Banana peel economics

Column - Robert Joseph

Robert Joseph
Robert Joseph

It’s one of those classic scenes from a slapstick film of the 1920s. Hungry man, down on his luck, discovers a bag containing a banana. He eats the fruit and throws away the skin. Further down the road, he finds another bag with another banana and repeats the pattern, throwing the skin a little further. Man walks a few yards and falls over first banana skin. Gets up. Walks a few more yards, falls over second banana skin. 

In the 1930s, the European wine industry — and there was no other — was very hungry and down on its luck, after the triple blows of phylloxera, World War I and the Great Depression. The market was flooded with fake examples of wines such as Chateauneuf-du-Pape and Nuits-Saint-Georges. The banana that came to its aid was the official regulation of regions of origin; wines had to be produced in the place named on the label, using approved methods from approved grape varieties.

Two decades later, in the wake of another global conflict, the second banana took the form of the recently invented supermarkets. These offered millions of people the chance to pick up bottles of wine along with the washing-up liquid and dog food.

These were evidently very good, nutritious bananas, but what were the skins?

While appellations, DOs and DOCs, offered famous regions like Chateauneuf and Chianti legal protection against fakery, helped hundreds of others establish their own styles and prevented homogenisation, they created long-term structural problems. Until the arrival of reforms such as Vin de France, AOC rules effectively outlawed innovation and differentiation. Making every wine in a region more or less resemble the others inevitably fostered a race to the bottom in which merchants and consumers sought out the cheapest available version of the most popular denominations. And, of course, not all appellations are equal. Good wines from Moulis struggles to command the same price as average examples from neighbouring Margaux.

Some producers — principally in regions like Bordeaux and Champagne — understood the need to put their brands above those of the appellation; no one buys Léoville Las Cases because it’s a Saint-Julien. But these were the exceptions to a rule that effectively commoditised wine. The downward pressure on prices cut producers’ margins, denying them the marketing funds.

This situation was exacerbated by the second banana skin. No one is better at exploiting commoditisation than a modern supermarket chain. If their economies of scale enabled them to cut prices, their very nature allowed them to break a basic rules of capitalism: they did not have to make a sustainable profit on every bottle of wine they sold if it “built footfall” and attracted customers who bought other, more profitable items. The UK Walmart subsidiary Asda illustrated this perfectly when it led a move against selling wine below cost — and then defined “cost” as the excise duty and VAT sales tax.

Worse still, these big chains had zero interest in building brands for producers. They often demanded that most of the meagre promotional funds the winery might have at its disposal go straight into discounting. And the low prices created by this policy further undermined brand value.

To navigate this increasingly tough course, many of the bigger producers signed a devil’s contract with the retailers — supplying them with own- and private-label wines in return for getting a place on the shelf for their brands. The logic was simple: “If we don’t give it to them, our competitors will.”

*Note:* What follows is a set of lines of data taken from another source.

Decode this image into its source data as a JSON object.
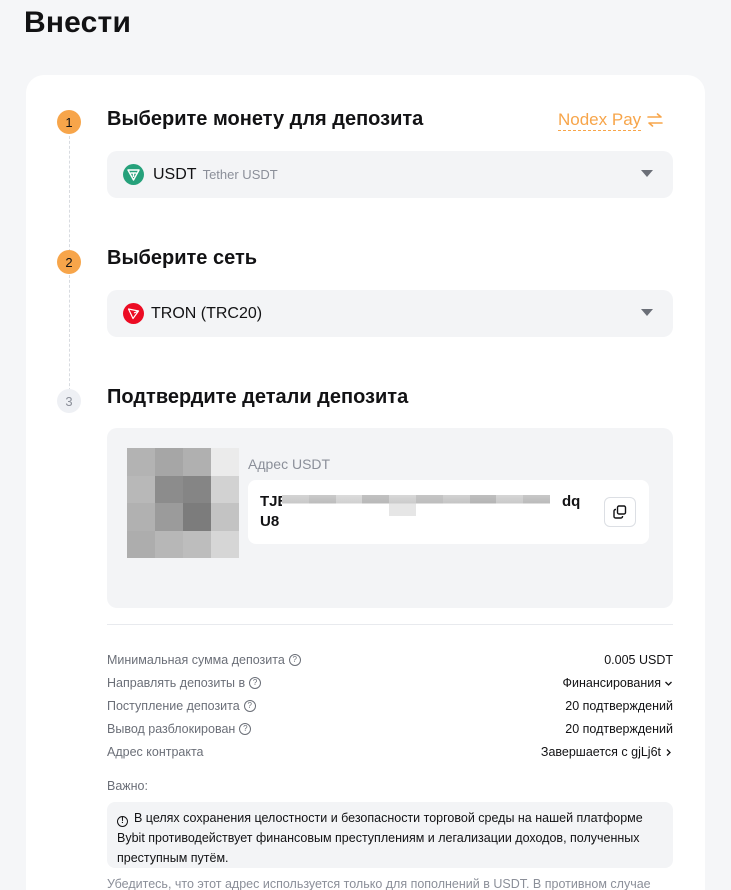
{
  "page": {
    "title": "Внести"
  },
  "steps": [
    {
      "number": "1",
      "title": "Выберите монету для депозита"
    },
    {
      "number": "2",
      "title": "Выберите сеть"
    },
    {
      "number": "3",
      "title": "Подтвердите детали депозита"
    }
  ],
  "switch_link": {
    "label": "Nodex Pay"
  },
  "coin_select": {
    "symbol": "USDT",
    "name": "Tether USDT"
  },
  "network_select": {
    "name": "TRON (TRC20)"
  },
  "deposit": {
    "address_label": "Адрес USDT",
    "address_start": "TJE",
    "address_end": "dq",
    "address_line2": "U8"
  },
  "details": [
    {
      "key": "Минимальная сумма депозита",
      "value": "0.005 USDT",
      "help": true,
      "arrow": ""
    },
    {
      "key": "Направлять депозиты в",
      "value": "Финансирования",
      "help": true,
      "arrow": "down"
    },
    {
      "key": "Поступление депозита",
      "value": "20 подтверждений",
      "help": true,
      "arrow": ""
    },
    {
      "key": "Вывод разблокирован",
      "value": "20 подтверждений",
      "help": true,
      "arrow": ""
    },
    {
      "key": "Адрес контракта",
      "value": "Завершается с gjLj6t",
      "help": false,
      "arrow": "right"
    }
  ],
  "important": {
    "label": "Важно:",
    "notice": "В целях сохранения целостности и безопасности торговой среды на нашей платформе Bybit противодействует финансовым преступлениям и легализации доходов, полученных преступным путём."
  },
  "footnote": "Убедитесь, что этот адрес используется только для пополнений в USDT. В противном случае",
  "colors": {
    "accent": "#f7a54a",
    "usdt": "#26a17b",
    "tron": "#ec0b23"
  }
}
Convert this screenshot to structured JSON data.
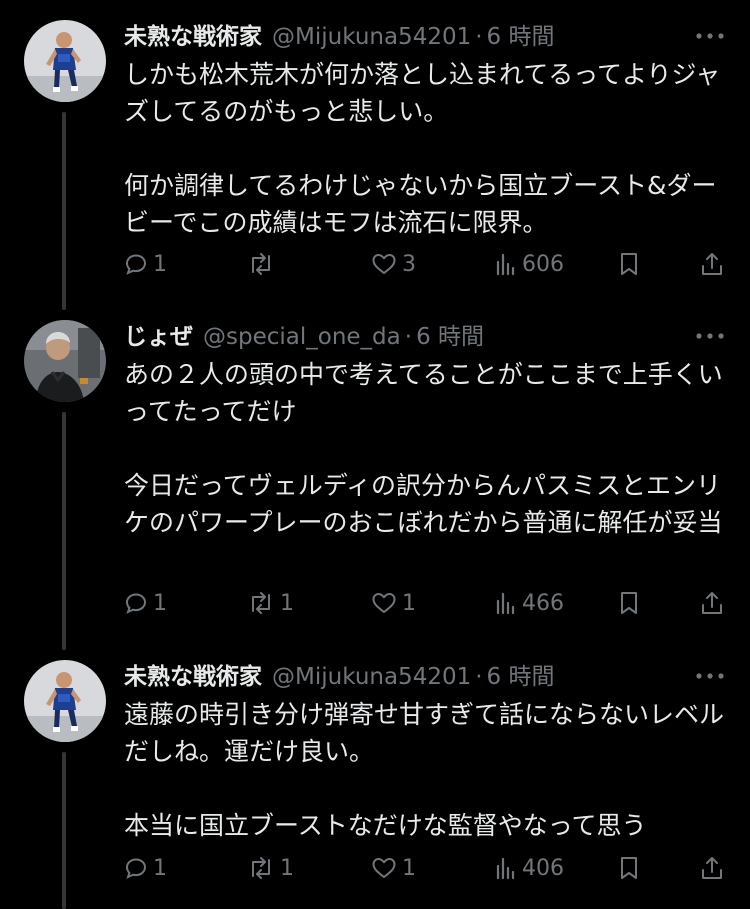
{
  "colors": {
    "background": "#000000",
    "text_primary": "#e7e9ea",
    "text_secondary": "#71767b",
    "thread_line": "#333639"
  },
  "tweets": [
    {
      "name": "未熟な戦術家",
      "handle": "@Mijukuna54201",
      "dot": "·",
      "time": "6 時間",
      "avatar_icon": "soccer-player-avatar",
      "paragraphs": [
        "しかも松木荒木が何か落とし込まれてるってよりジャズしてるのがもっと悲しい。",
        "何か調律してるわけじゃないから国立ブースト&ダービーでこの成績はモフは流石に限界。"
      ],
      "replies": "1",
      "retweets": "",
      "likes": "3",
      "views": "606"
    },
    {
      "name": "じょぜ",
      "handle": "@special_one_da",
      "dot": "·",
      "time": "6 時間",
      "avatar_icon": "coach-avatar",
      "paragraphs": [
        "あの２人の頭の中で考えてることがここまで上手くいってたってだけ",
        "今日だってヴェルディの訳分からんパスミスとエンリケのパワープレーのおこぼれだから普通に解任が妥当"
      ],
      "replies": "1",
      "retweets": "1",
      "likes": "1",
      "views": "466"
    },
    {
      "name": "未熟な戦術家",
      "handle": "@Mijukuna54201",
      "dot": "·",
      "time": "6 時間",
      "avatar_icon": "soccer-player-avatar",
      "paragraphs": [
        "遠藤の時引き分け弾寄せ甘すぎて話にならないレベルだしね。運だけ良い。",
        "本当に国立ブーストなだけな監督やなって思う"
      ],
      "replies": "1",
      "retweets": "1",
      "likes": "1",
      "views": "406"
    }
  ]
}
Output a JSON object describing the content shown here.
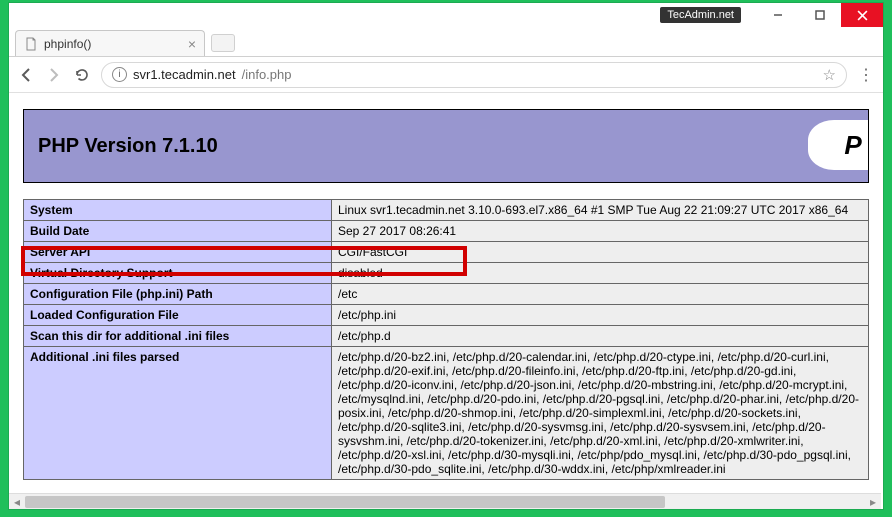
{
  "window": {
    "badge": "TecAdmin.net"
  },
  "tab": {
    "title": "phpinfo()"
  },
  "address": {
    "url_host": "svr1.tecadmin.net",
    "url_path": "/info.php"
  },
  "php": {
    "header": "PHP Version 7.1.10",
    "logo": "P"
  },
  "rows": [
    {
      "k": "System",
      "v": "Linux svr1.tecadmin.net 3.10.0-693.el7.x86_64 #1 SMP Tue Aug 22 21:09:27 UTC 2017 x86_64"
    },
    {
      "k": "Build Date",
      "v": "Sep 27 2017 08:26:41"
    },
    {
      "k": "Server API",
      "v": "CGI/FastCGI"
    },
    {
      "k": "Virtual Directory Support",
      "v": "disabled"
    },
    {
      "k": "Configuration File (php.ini) Path",
      "v": "/etc"
    },
    {
      "k": "Loaded Configuration File",
      "v": "/etc/php.ini"
    },
    {
      "k": "Scan this dir for additional .ini files",
      "v": "/etc/php.d"
    },
    {
      "k": "Additional .ini files parsed",
      "v": "/etc/php.d/20-bz2.ini, /etc/php.d/20-calendar.ini, /etc/php.d/20-ctype.ini, /etc/php.d/20-curl.ini, /etc/php.d/20-exif.ini, /etc/php.d/20-fileinfo.ini, /etc/php.d/20-ftp.ini, /etc/php.d/20-gd.ini, /etc/php.d/20-iconv.ini, /etc/php.d/20-json.ini, /etc/php.d/20-mbstring.ini, /etc/php.d/20-mcrypt.ini, /etc/mysqlnd.ini, /etc/php.d/20-pdo.ini, /etc/php.d/20-pgsql.ini, /etc/php.d/20-phar.ini, /etc/php.d/20-posix.ini, /etc/php.d/20-shmop.ini, /etc/php.d/20-simplexml.ini, /etc/php.d/20-sockets.ini, /etc/php.d/20-sqlite3.ini, /etc/php.d/20-sysvmsg.ini, /etc/php.d/20-sysvsem.ini, /etc/php.d/20-sysvshm.ini, /etc/php.d/20-tokenizer.ini, /etc/php.d/20-xml.ini, /etc/php.d/20-xmlwriter.ini, /etc/php.d/20-xsl.ini, /etc/php.d/30-mysqli.ini, /etc/php/pdo_mysql.ini, /etc/php.d/30-pdo_pgsql.ini, /etc/php.d/30-pdo_sqlite.ini, /etc/php.d/30-wddx.ini, /etc/php/xmlreader.ini"
    }
  ]
}
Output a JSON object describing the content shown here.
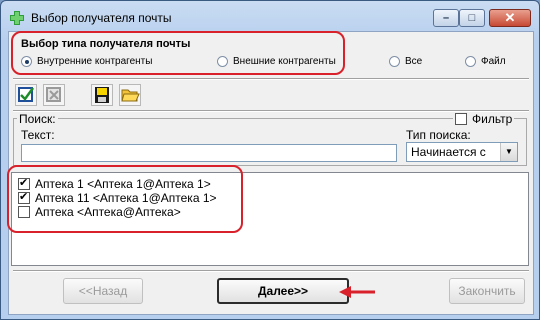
{
  "window": {
    "title": "Выбор получателя почты",
    "controls": {
      "minimize": "–",
      "maximize": "□",
      "close": "✕"
    }
  },
  "recipient_type": {
    "title": "Выбор типа получателя почты",
    "options": [
      {
        "label": "Внутренние контрагенты",
        "selected": true
      },
      {
        "label": "Внешние контрагенты",
        "selected": false
      },
      {
        "label": "Все",
        "selected": false
      },
      {
        "label": "Файл",
        "selected": false
      }
    ]
  },
  "toolbar": {
    "icons": [
      "check-all-icon",
      "uncheck-all-icon",
      "save-icon",
      "open-folder-icon"
    ]
  },
  "search": {
    "group_label": "Поиск:",
    "filter_label": "Фильтр",
    "filter_checked": false,
    "text_label": "Текст:",
    "text_value": "",
    "type_label": "Тип поиска:",
    "type_value": "Начинается с"
  },
  "recipients": [
    {
      "label": "Аптека 1 <Аптека 1@Аптека 1>",
      "checked": true
    },
    {
      "label": "Аптека 11 <Аптека 1@Аптека 1>",
      "checked": true
    },
    {
      "label": "Аптека <Аптека@Аптека>",
      "checked": false
    }
  ],
  "buttons": {
    "back": "<<Назад",
    "next": "Далее>>",
    "finish": "Закончить"
  },
  "colors": {
    "annotation": "#d8212a",
    "title_bar": "#b9d1ea",
    "close": "#c74a34"
  }
}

A calculator isn’t necessary to work out how this let retailers offer wines that were comparable — and often preferable — to the branded examples. And when supermarket own-label wines win medals in competitions, what incentive is there for the consumer to buy the pricier branded example on the same shelf?

To return to my film clip, after falling over, the actor gets back on his feet — and that’s what I see beginning to happen to the wine industry. Producers in regions that struggle to sell for premium prices are either embracing liberal regimes like Vin de France or striving to build reputations for their wines that transcend the appellation. I can’t be alone in noticing the shrinkage in the font size of the AOC or DOC on some labels. As direct to consumer (DtC) sales grow, many are taking back control of their distribution destiny.

Until, of course, they grow hungry again and feel the need for another banana.